From mboxrd@z Thu Jan  1 00:00:00 1970
Date: Sat, 18 Oct 2008 04:25:41 +0200
From: Nick Piggin <npiggin@suse.de>
Subject: Re: [patch] mm: fix anon_vma races
Message-ID: <20081018022541.GA19018@wotan.suse.de>
References: <20081016041033.GB10371@wotan.suse.de> <1224285222.10548.22.camel@lappy.programming.kicks-ass.net> <alpine.LFD.2.00.0810171621180.3438@nehalem.linux-foundation.org> <alpine.LFD.2.00.0810171737350.3438@nehalem.linux-foundation.org> <alpine.LFD.2.00.0810171801220.3438@nehalem.linux-foundation.org> <20081018013258.GA3595@wotan.suse.de> <alpine.LFD.2.00.0810171846180.3438@nehalem.linux-foundation.org>
Mime-Version: 1.0
Content-Type: text/plain; charset=us-ascii
Content-Disposition: inline
In-Reply-To: <alpine.LFD.2.00.0810171846180.3438@nehalem.linux-foundation.org>
Sender: owner-linux-mm@kvack.org
Return-Path: <owner-linux-mm@kvack.org>
To: Linus Torvalds <torvalds@linux-foundation.org>
Cc: Peter Zijlstra <a.p.zijlstra@chello.nl>, Hugh Dickins <hugh@veritas.com>, Linux Memory Management List <linux-mm@kvack.org>
List-ID: <linux-mm.kvack.org>

On Fri, Oct 17, 2008 at 07:11:38PM -0700, Linus Torvalds wrote:
> 
> 
> On Sat, 18 Oct 2008, Nick Piggin wrote:
> > > 
> > > Side note: it would be nicer if we had a "spin_lock_init_locked()", so 
> > > that we could avoid the more expensive "true lock" when doing the initial 
> > > allocation, but we don't.
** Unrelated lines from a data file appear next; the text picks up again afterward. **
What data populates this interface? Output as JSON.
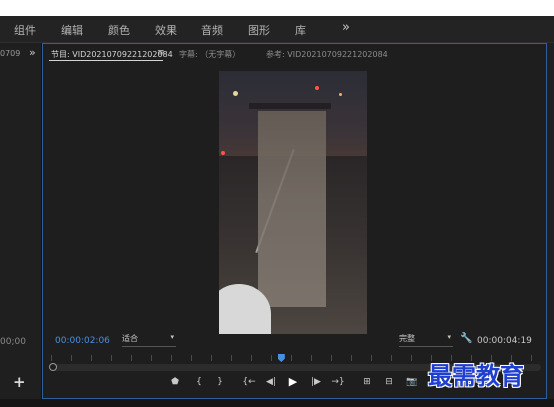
{
  "menu": {
    "items": [
      "组件",
      "编辑",
      "颜色",
      "效果",
      "音频",
      "图形",
      "库"
    ],
    "more": "»"
  },
  "left_panel": {
    "tab": "0709",
    "more": "»",
    "timecode": "00;00",
    "add": "+"
  },
  "monitor": {
    "tabs": {
      "program": "节目: VID20210709221202084",
      "program_menu": "≡",
      "captions": "字幕: （无字幕）",
      "reference": "参考: VID20210709221202084"
    },
    "current_timecode": "00:00:02:06",
    "fit_label": "适合",
    "quality_label": "完整",
    "duration_timecode": "00:00:04:19",
    "accent_color": "#4a90e2",
    "playhead_fraction": 0.47
  },
  "transport": {
    "marker": "⬟",
    "in_point": "{",
    "out_point": "}",
    "go_to_in": "{←",
    "step_back": "◀|",
    "play": "▶",
    "step_forward": "|▶",
    "go_to_out": "→}",
    "lift": "⊞",
    "extract": "⊟",
    "export_frame": "📷"
  },
  "watermark": "最需教育"
}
That said, the case of having to allocate a new 
> > > anon_vma _should_ be the rare one.
> > 
> > We can't do that, unfortuantely, because anon_vmas are allocated with
> > SLAB_DESTROY_BY_RCU.
> 
> Aughh. I see what you're saying. We don't _free_ them by RCU, we just 
> destroy the page allocation. So an anon_vma can get _re-allocated_ for 
> another page (without being destroyed), concurrently with somebody 
> optimistically being busy with that same anon_vma that they got through 
> that optimistic 'page_lock_anon_vma()' thing.
> 
> So if we were to just set the lock, we might actually be messing with 
> something that is still actively used by the previous page that was 
> unmapped concurrently and still being accessed by try_to_unmap_anon. So 
> even though we allocated a "new" anon_vma, it might still be busy.
> 
> Yes? No?

That's what I'm thinking, yes. But I admit the last time I looked at
this really closely was probably reading through Hugh's patches and
changelogs (which at the time must have convinced me ;)). So I could
be wrong.


> That thing really is too subtle for words. But if that's actually what you 
> are alluding to, then doesn't that mean that we _really_ should be doing 
> that "spin_lock(&anon_vma->lock)" even for the first allocation, and that 
> the current code is broken? Because otherwise that other concurrent user 
> that found the stale vma through page_lock_anon_vma() will now try to 
> follow the linked list and _think_ it's stable (thanks to the lock), but 
> we're actually inserting entries into it without holding any locks at all.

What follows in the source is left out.